Illustration: Kate Hazell

The tragedy of the lost Classics—mourning the Greek and Roman works of literature we'll never get to read

So much was lost, we don't even know what we're missing
March 3, 2020

To be any kind of student of the classical world requires an acceptance of loss. The “classical world” that we construct is made from mere glimpses and shattered fragments. This is true of material culture, and also of literature. What survives and what does not can often seem totally arbitrary; plenty of famous works rely on the existence of a single medieval manuscript preserved in a single monastery. Our version of Euripides’s play The Bacchae has 50 crucial lines missing because a page in an early copy, on which all our later copies rely, got lost, or ripped out, or, I don’t know, some careless idiot of a monk spilled ink on it.

In fact we have only a tiny fraction of the Greek tragedies produced in the 5th century BC—six, maybe seven plays of Aeschylus’s, out of between 70 and 80. All his surviving plays except Prometheus Bound, which may not be his at all, come from towards the end of his career, leaving three decades—30 crucial years in the development of drama—unaccounted for. And that’s before you get to the authors whose work has disappeared altogether. I would love to read Xenocles—he won the playwright’s prize at the Great Dionysia the year Sophocles premiered Oedipus the King, so either the judges were having an off-day, or he was quite something.
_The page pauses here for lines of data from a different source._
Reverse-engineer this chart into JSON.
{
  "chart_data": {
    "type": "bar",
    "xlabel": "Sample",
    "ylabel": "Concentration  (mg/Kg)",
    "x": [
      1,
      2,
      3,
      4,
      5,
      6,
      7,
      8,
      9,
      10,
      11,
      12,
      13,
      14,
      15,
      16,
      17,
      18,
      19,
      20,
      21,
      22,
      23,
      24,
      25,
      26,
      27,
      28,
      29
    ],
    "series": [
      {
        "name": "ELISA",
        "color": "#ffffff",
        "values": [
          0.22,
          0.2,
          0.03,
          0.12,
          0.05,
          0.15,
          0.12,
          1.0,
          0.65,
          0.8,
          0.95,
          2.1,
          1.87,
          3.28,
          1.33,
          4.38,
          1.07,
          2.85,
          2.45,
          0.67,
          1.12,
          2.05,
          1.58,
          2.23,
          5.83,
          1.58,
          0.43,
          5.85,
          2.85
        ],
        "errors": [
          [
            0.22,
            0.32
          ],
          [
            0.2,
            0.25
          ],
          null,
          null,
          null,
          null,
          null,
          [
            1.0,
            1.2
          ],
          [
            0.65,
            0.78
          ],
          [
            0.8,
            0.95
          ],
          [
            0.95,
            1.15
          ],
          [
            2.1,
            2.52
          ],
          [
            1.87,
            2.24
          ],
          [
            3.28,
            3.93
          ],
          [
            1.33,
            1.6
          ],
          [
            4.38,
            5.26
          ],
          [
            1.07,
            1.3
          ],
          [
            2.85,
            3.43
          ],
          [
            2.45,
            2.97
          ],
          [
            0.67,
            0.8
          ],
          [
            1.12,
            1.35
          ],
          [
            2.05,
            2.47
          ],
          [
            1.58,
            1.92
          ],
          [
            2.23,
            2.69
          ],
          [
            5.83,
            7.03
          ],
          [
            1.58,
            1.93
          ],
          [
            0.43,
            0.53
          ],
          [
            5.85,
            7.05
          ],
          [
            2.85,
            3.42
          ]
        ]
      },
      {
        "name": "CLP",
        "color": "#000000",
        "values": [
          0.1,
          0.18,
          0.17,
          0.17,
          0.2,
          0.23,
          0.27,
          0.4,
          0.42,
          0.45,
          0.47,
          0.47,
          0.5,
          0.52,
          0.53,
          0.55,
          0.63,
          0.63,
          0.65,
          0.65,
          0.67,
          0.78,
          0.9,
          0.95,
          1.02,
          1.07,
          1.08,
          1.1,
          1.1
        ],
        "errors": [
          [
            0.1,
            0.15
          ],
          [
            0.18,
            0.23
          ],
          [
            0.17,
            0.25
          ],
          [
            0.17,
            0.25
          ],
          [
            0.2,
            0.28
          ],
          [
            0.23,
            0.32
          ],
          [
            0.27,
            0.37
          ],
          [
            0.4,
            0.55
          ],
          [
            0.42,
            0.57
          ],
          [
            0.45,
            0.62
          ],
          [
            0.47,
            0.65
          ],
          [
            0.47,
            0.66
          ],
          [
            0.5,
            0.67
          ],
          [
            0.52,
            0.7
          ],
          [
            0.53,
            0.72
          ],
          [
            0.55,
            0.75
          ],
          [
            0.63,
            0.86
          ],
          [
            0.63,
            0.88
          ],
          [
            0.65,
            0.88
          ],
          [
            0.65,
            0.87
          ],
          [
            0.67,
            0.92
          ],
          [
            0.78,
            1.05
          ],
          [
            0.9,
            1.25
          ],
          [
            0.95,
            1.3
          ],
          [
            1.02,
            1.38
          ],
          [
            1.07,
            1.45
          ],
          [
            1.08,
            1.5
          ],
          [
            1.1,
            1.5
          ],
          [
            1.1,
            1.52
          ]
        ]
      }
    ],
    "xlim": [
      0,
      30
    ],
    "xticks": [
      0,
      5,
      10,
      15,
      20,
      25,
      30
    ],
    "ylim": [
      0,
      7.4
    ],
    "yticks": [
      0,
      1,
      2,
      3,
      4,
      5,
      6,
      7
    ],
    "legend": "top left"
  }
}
If you could magic up a lost text, what would it be? Sappho, of course, comes up. She wrote nine books of poems, revered in antiquity, but all that remains is a slender volume of scraps culled from quotations in other ancient writers, and finds of ancient papyrus in Egypt. Some would love to read Mark Antony’s treatise On His Own Drunkenness, which, aside from his defence against the charge of drunkenness, or possibly his justification for it, would be full of fascinating stuff from the loser’s side of history—it was probably written shortly before his defeat at the Battle of Actium by Octavian. When I was writing a book about Roman Britain, I wished for the freak reappearance of On the Ocean—Pytheas, its 4th-century BC author, an inhabitant of the Greek colony of Marseille, claimed to have circumnavigated Britain. We know this because later authors regarded it as a fanciful notion. But you never know, he might have done it.

One classicist, Tim Whitmarsh, firmly believes Ctesias’s Persica would change our understanding of the ancient world. A history of Assyria, Babylon and Persia, written in the 5th century BC by a Greek at the Persian court, it was “a bicultural text” that would “undermine the idea of a hermetic Greek literary tradition” and help explain the development of the Greek novel.

Then there is the yearning for the broadening of the canon: what about Archippus’s comedy, Fishes, with a chorus of, yes, fish? Or could we please have the endings of works that just, frustratingly, stop—such as Valerius Flaccus’s epic (or not so epic as it stands) poem about Jason and the Argonauts? Or Tacitus’s Annals, missing the last two years of Nero’s reign? Classicist Emma Bridges yearns for Palamedes and Alexandros, the two lost companion pieces to Euripides’ The Trojan Women.

And yes, there’s Aeschylus. The scholar of Greek tragedy, Oliver Taplin, said he’d like to rescue the playwright’s trilogy about Achilles: “This was the moment when tragedy dared to outbid epic,” he told me. Alas, barring miracles, these are dreams. Classics is a puzzle that has to be played with most of the pieces missing.